Detectability: Practical Row-hammer-based implementation of BFA is very challenging and Row-hammer must span over multiple bits over many layers of the Deep Learning model. The extensive perquisite DRAM memory manipulation, and consecutive access to the same memory address in Row-hammer can raise security alarm. In contrast, our proposed hardware-level implementation of adversarial perturbation attack is much simpler and relatively stealth.
With the pervasive application of AI/Deep Learning, AI hardware systems are becoming mainstream. Adversarial attacks are a popular and effective method to compromise the fidelity of Deep Learning/AI models.
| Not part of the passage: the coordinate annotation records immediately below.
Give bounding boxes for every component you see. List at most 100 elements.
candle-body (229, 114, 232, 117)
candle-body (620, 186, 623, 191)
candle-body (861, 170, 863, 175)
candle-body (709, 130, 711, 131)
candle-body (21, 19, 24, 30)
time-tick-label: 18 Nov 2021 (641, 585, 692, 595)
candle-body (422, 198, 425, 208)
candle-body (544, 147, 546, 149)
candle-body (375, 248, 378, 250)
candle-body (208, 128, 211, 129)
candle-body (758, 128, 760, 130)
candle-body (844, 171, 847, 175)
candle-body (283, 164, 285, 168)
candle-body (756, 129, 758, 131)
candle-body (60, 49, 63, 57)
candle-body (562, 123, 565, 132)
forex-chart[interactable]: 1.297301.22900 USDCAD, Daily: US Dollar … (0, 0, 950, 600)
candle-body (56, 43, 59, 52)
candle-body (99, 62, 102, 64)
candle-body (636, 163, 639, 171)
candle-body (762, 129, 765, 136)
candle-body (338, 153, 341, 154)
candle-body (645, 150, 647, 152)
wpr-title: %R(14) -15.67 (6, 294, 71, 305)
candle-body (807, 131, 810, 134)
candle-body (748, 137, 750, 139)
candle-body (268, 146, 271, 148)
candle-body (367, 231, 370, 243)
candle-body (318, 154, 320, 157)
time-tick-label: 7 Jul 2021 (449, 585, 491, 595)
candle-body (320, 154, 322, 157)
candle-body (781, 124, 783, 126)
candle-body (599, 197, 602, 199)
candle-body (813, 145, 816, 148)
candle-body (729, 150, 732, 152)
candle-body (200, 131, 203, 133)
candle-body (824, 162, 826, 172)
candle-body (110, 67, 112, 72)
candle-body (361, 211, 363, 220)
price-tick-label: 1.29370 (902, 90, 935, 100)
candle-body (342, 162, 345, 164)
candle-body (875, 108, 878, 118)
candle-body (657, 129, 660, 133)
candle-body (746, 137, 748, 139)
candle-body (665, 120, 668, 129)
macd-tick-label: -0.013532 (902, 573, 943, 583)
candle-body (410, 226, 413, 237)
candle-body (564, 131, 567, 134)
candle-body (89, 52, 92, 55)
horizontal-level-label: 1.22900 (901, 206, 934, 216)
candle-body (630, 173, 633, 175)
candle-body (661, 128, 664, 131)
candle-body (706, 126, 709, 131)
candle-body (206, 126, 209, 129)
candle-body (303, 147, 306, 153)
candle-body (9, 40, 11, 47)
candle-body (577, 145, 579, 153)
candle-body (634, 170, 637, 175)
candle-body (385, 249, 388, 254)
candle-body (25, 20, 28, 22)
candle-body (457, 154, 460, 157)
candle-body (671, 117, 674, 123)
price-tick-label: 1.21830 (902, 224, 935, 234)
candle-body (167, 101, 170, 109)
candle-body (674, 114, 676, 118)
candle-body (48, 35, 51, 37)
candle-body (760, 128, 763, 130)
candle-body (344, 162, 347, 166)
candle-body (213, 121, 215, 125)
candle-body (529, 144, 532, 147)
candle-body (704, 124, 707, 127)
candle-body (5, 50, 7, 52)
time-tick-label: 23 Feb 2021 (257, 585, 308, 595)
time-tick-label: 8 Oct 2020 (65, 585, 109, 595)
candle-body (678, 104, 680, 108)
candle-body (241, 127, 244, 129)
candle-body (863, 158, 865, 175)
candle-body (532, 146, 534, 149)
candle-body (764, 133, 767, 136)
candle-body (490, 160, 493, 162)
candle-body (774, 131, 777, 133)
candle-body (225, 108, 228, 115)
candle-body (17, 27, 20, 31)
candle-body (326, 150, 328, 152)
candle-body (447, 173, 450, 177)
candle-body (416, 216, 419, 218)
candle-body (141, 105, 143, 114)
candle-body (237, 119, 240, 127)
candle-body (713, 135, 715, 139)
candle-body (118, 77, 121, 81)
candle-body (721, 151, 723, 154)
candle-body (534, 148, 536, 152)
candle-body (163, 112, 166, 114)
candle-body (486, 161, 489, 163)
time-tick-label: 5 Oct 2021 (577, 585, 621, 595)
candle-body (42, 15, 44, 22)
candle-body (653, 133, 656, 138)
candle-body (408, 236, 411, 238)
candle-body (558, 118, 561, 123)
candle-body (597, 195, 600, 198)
In this paper, we demonstrate an AI hardware-level attack that can secretly add universal adversarial perturbation to clean input images and fool the Deep Learning model to misclassify the data. The adversary can initiate the attack with malware or Trojan to interleave a common adversarial perturbation (stored on-chip) with input samples before processing at the AI accelerator hardware. By simple malicious alteration of the program counter (e.g., jump to a malicious code segment of Conv2D), the attack can be manifested without raising security alarms. We demonstrate the attack using state-of-the-art deep learning models, and OpenRISC based FuseSoC platform with Systolic array-based accelerator hardware.